If you were given an address in a large city and told to meet someone name Boo Boo there and the address was the empire state building and you were not given the floor or the suite where you were supposed to meet Boo Boo, you too would feel like you couldn’t find a needle in a haystack. That is what it is like to not be able to carry a tune for those afflicted by this phenomenon. Overwhelmed by the complexity of sorting out which pitch to focus on, they get labeled by those who are less sensitive to sound as being musical louts.
I suggest you could do those folks a great favor by publishing the fact that there is actually someone in the world who can help them sort this out so they too can enjoy singing music as you do.
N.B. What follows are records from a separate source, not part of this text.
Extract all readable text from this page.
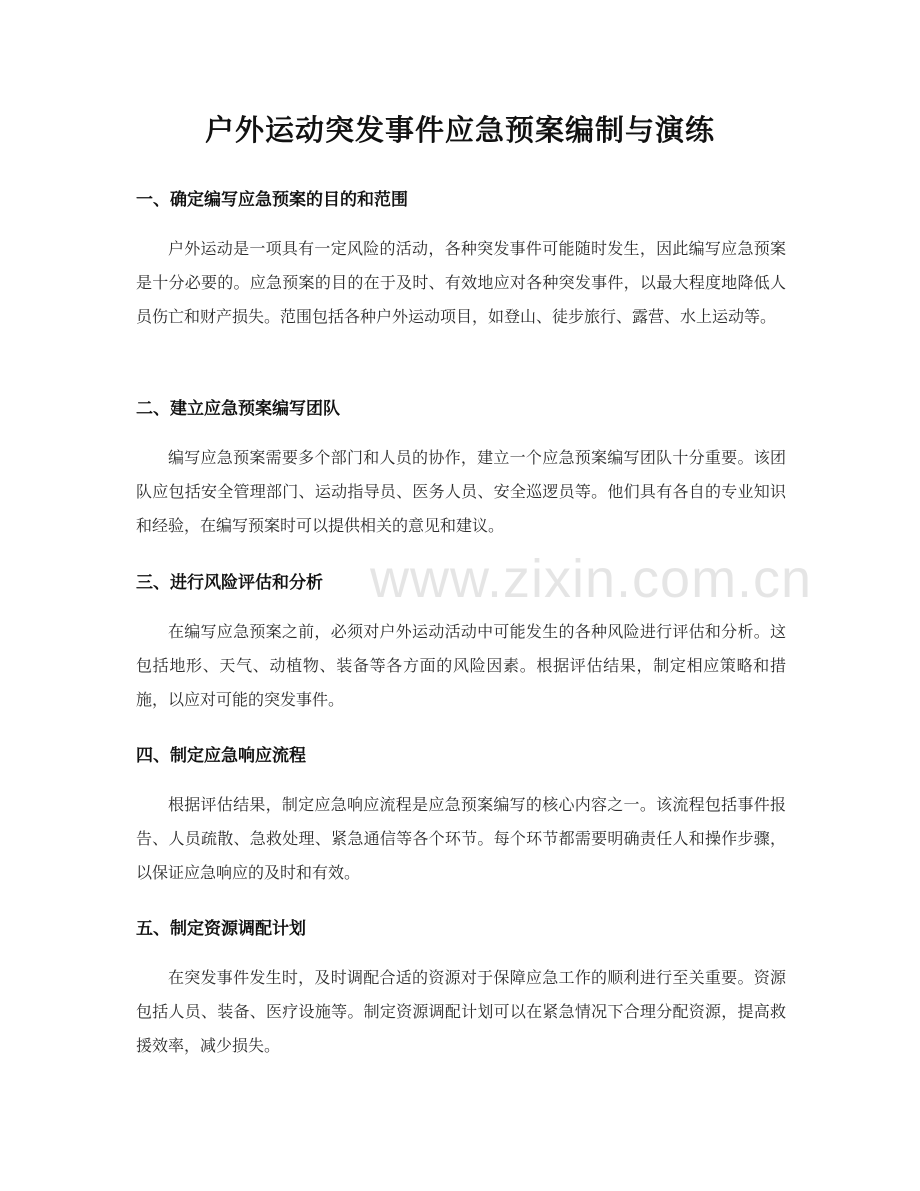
户外运动突发事件应急预案编制与演练
一、确定编写应急预案的目的和范围

户外运动是一项具有一定风险的活动，各种突发事件可能随时发生，因此编写应急预案是十分必要的。应急预案的目的在于及时、有效地应对各种突发事件，以最大程度地降低人员伤亡和财产损失。范围包括各种户外运动项目，如登山、徒步旅行、露营、水上运动等。

二、建立应急预案编写团队

编写应急预案需要多个部门和人员的协作，建立一个应急预案编写团队十分重要。该团队应包括安全管理部门、运动指导员、医务人员、安全巡逻员等。他们具有各自的专业知识和经验，在编写预案时可以提供相关的意见和建议。

三、进行风险评估和分析

在编写应急预案之前，必须对户外运动活动中可能发生的各种风险进行评估和分析。这包括地形、天气、动植物、装备等各方面的风险因素。根据评估结果，制定相应策略和措施，以应对可能的突发事件。

四、制定应急响应流程

根据评估结果，制定应急响应流程是应急预案编写的核心内容之一。该流程包括事件报告、人员疏散、急救处理、紧急通信等各个环节。每个环节都需要明确责任人和操作步骤，以保证应急响应的及时和有效。

五、制定资源调配计划

在突发事件发生时，及时调配合适的资源对于保障应急工作的顺利进行至关重要。资源包括人员、装备、医疗设施等。制定资源调配计划可以在紧急情况下合理分配资源，提高救援效率，减少损失。

www.zixin.com.cn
You also have clearly not thought enough about the issue of talent. My view is that those who dump the results of hard work (industriousness) on merely being talented, only admit their mediocrity. It is a means of feeling good about being mediocre because, after all, he is prodigously talented and I am not so I can continue to be mediocre and enjoy fact of how little I have to work to be that way. Frankly, when people say that to me about my work I feel insulted and tell them so, because it sweeps away in one easily spoken “compliment” all the years of hard work and thinking that goes into doing something that is extremely difficult and complex and making the doing of it look simple.
As for You gotta be you, right? WRONG. Being you is the quintessence of being mediocre because there is absolutely nothing about anyone that is high quality enough to warrant being considered first rate for merely by being alive. That was a battle that Beethoven was fighting his whole life. And it is still stupid to think this way. Does everyone have the right to be mediocre…yes absolutely. Do they have they right to deceive themselves? Yes absolutely. Is it right to delude people by letting think that who they are is good enough to call it worthwhile for others to bother with? Not in my view. If people want to delude themselves, no one need stop them. For others to support such an idiotic notion is wrong.
If your business is thinking, get back to the grind stone and do more hard work because you certainly put your foot in it on this occasion.
I have a passing familiarity with the difficulty of identifying the fundamental, as I had that issue as a child (often singing up a third), but managed to get over that on my own (no idea how, it just happened less and less often). Do you or your wife believe every single person who has trouble with carrying a tune has this specific problem, and can be helped? Unless you are, I am not wrong on that point, and you are simply bringing up a specific counter example. Please advise.
As you mention, I will gladly let people know that your wife asserts that she can help those who cannot carry a tune. However, I cannot provide any guarantee as to her ability to help any specific individual, nor that any reader of this comment will contact her.
As for the rest of your comment, we appear to disagree on a few points. I find it very open minded of you to assert that your view is the only proper way of thinking and that the rest of us are clearly failing at our attempts to think. You are welcome to your beliefs, and even your absolutes. But I do not feel bound to them. That is your issue. I’m afraid that we will have to agree to disagree.
Thanks for stopping by, and I wish you and your wife all the best, especially if you can help others better enjoy the magic that music brings to the heart and to the soul.